TOMCAT (Translation of Optical Measurements into particle Content, Aggregation & Transfer) is a Scientific Committee of Ocean Research (SCOR) working group.
Sinking particles transport organic matter to the deep sea, where they form the base of life. The amount of particles transported to the deep ocean, and the rate at which particles are consumed by marine life, determines carbon sequestration in the oceans, as well as directly influencing atmospheric CO2 concentrations and global climate. Traditionally, sinking particles have been collected using sediment traps. However, these have limited spatial and temporal coverage. New technologies that focus on optical measurements allow the collection of large data sets describing both frequencies and types of sinking particles. These can be used from ships, or installed on remote platforms, promising greater spatial and temporal coverage.
Dr Emma Cavan from the NOC and The University of Southampton, who is a member of TOMCAT, said “It’s really important to standardize methods internationally, from sampling to processing, and this group has the unique opportunity to highlight current issues and successes in using optics to infer particle flux in the ocean.”
TOMCAT aims to advance and promote techniques to analyse the often immense data sets.
Dr Klas Moeller from the Helmholtz-Zentrum Geesthacht, Germany, said “it was great meeting and discussing with leading experts from across the field during the last days and I think we were really successful.”

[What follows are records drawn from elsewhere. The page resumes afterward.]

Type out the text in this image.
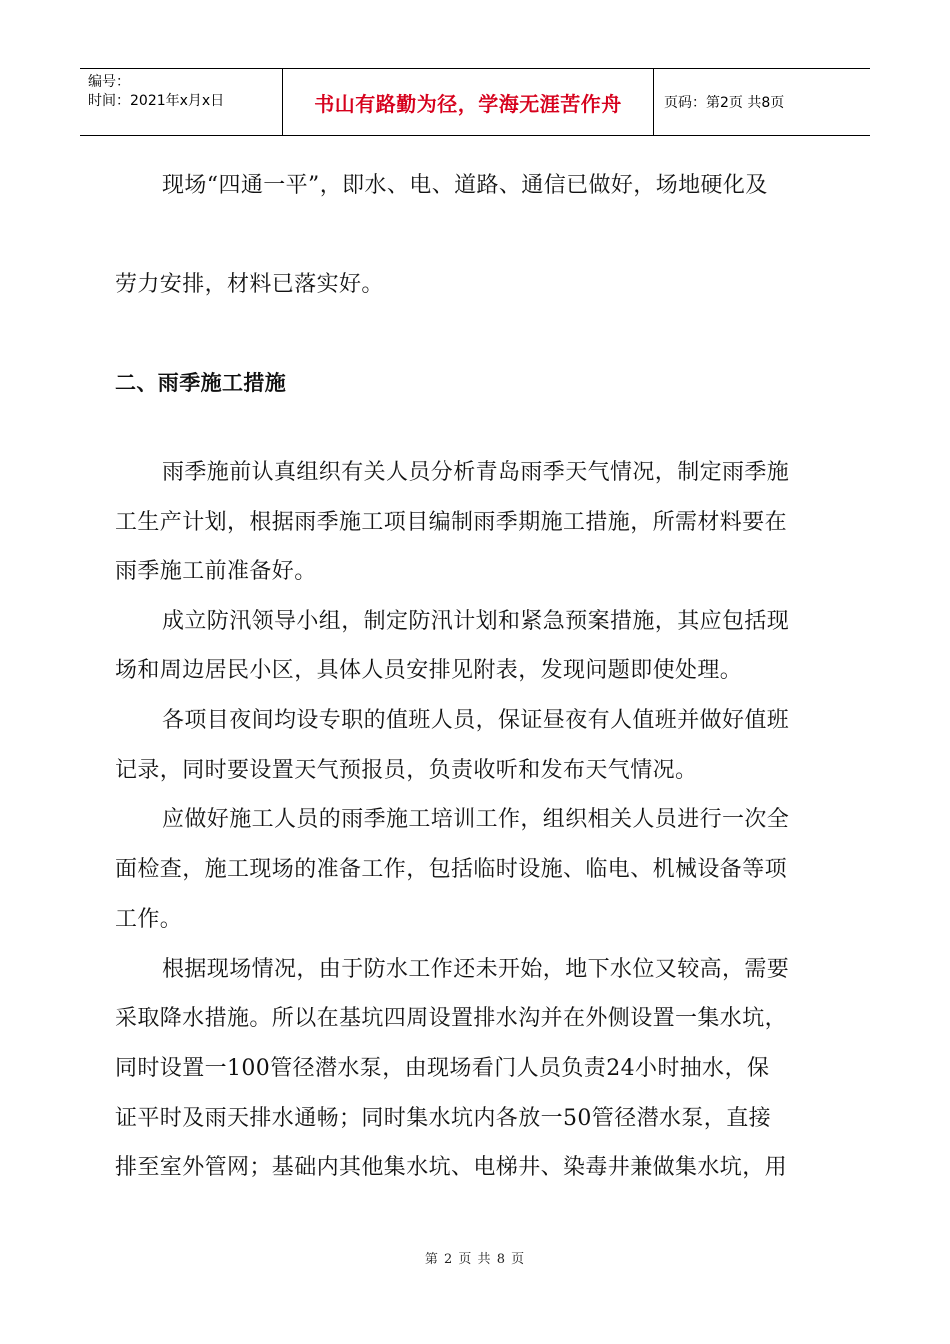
编号：
时间：2021年x月x日	书山有路勤为径，学海无涯苦作舟	页码：第2页 共8页
现场“四通一平”，即水、电、道路、通信已做好，场地硬化及
劳力安排，材料已落实好。
二、雨季施工措施
雨季施前认真组织有关人员分析青岛雨季天气情况，制定雨季施
工生产计划，根据雨季施工项目编制雨季期施工措施，所需材料要在
雨季施工前准备好。
成立防汛领导小组，制定防汛计划和紧急预案措施，其应包括现
场和周边居民小区，具体人员安排见附表，发现问题即使处理。
各项目夜间均设专职的值班人员，保证昼夜有人值班并做好值班
记录，同时要设置天气预报员，负责收听和发布天气情况。
应做好施工人员的雨季施工培训工作，组织相关人员进行一次全
面检查，施工现场的准备工作，包括临时设施、临电、机械设备等项
工作。
根据现场情况，由于防水工作还未开始，地下水位又较高，需要
采取降水措施。所以在基坑四周设置排水沟并在外侧设置一集水坑，
同时设置一100管径潜水泵，由现场看门人员负责24小时抽水，保
证平时及雨天排水通畅；同时集水坑内各放一50管径潜水泵，直接
排至室外管网；基础内其他集水坑、电梯井、染毒井兼做集水坑，用
第 2 页 共 8 页
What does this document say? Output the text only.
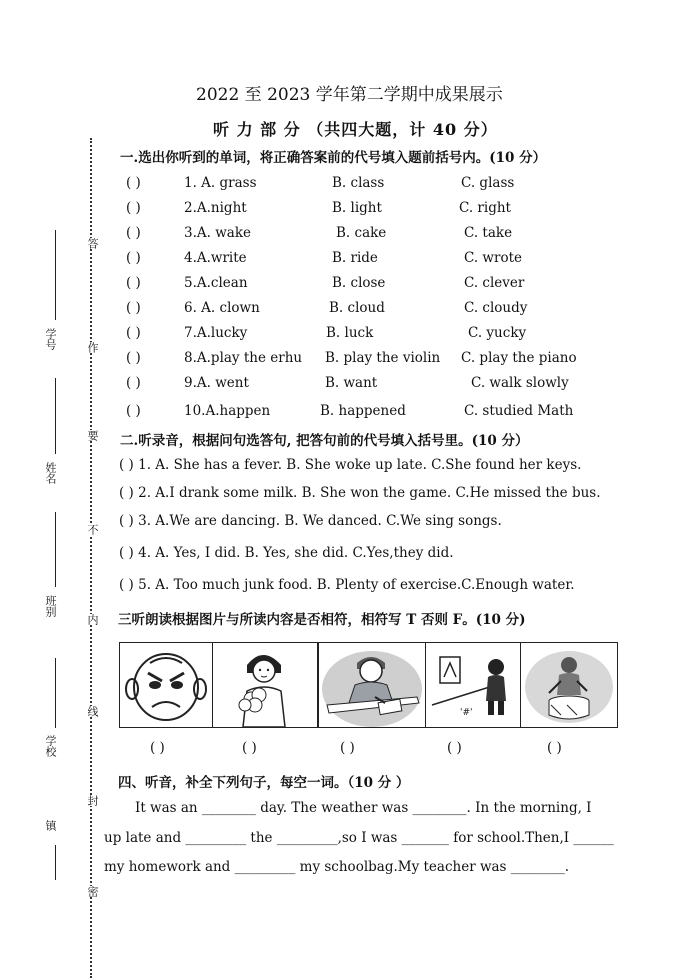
学号
姓名
班别
学校
镇
答
作
要
不
内
线
封
密
2022 至 2023 学年第二学期中成果展示
听 力 部 分 （共四大题，计 40 分）
一.选出你听到的单词，将正确答案前的代号填入题前括号内。(10 分）
( )	1. A. grass	B. class	C. glass
( )	2.A.night	B. light	C. right
( )	3.A. wake	B. cake	C. take
( )	4.A.write	B. ride	C. wrote
( )	5.A.clean	B. close	C. clever
( )	6. A. clown	B. cloud	C. cloudy
( )	7.A.lucky	B. luck	C. yucky
( )	8.A.play the erhu B. play the violin C. play the piano
( )	9.A. went	B. want	C. walk slowly
( )	10.A.happen	B. happened	C. studied Math
二.听录音，根据问句选答句, 把答句前的代号填入括号里。(10 分）
( ) 1. A. She has a fever. B. She woke up late. C.She found her keys.
( ) 2. A.I drank some milk. B. She won the game. C.He missed the bus.
( ) 3. A.We are dancing. B. We danced. C.We sing songs.
( ) 4. A. Yes, I did. B. Yes, she did. C.Yes,they did.
( ) 5. A. Too much junk food. B. Plenty of exercise.C.Enough water.
三听朗读根据图片与所读内容是否相符，相符写 T 否则 F。(10 分)
'#'
( )	( )	( )	( )	( )
四、听音，补全下列句子，每空一词。（10 分 ）
It was an ________ day. The weather was ________. In the morning, I
up late and _________ the _________,so I was _______ for school.Then,I ______
my homework and _________ my schoolbag.My teacher was ________.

Dr Catarina R Marcolin, University of Southern Bahia, Brazil added "The TOMCAT meeting was just amazing. It was a great opportunity to get deep into the work of excellent researchers from distinct parts of the world. All of us provided honest presentations about the pros and cons of our own works with optical devices, which shall turn into an important review for this field of research. I’m proud to be part of this group.”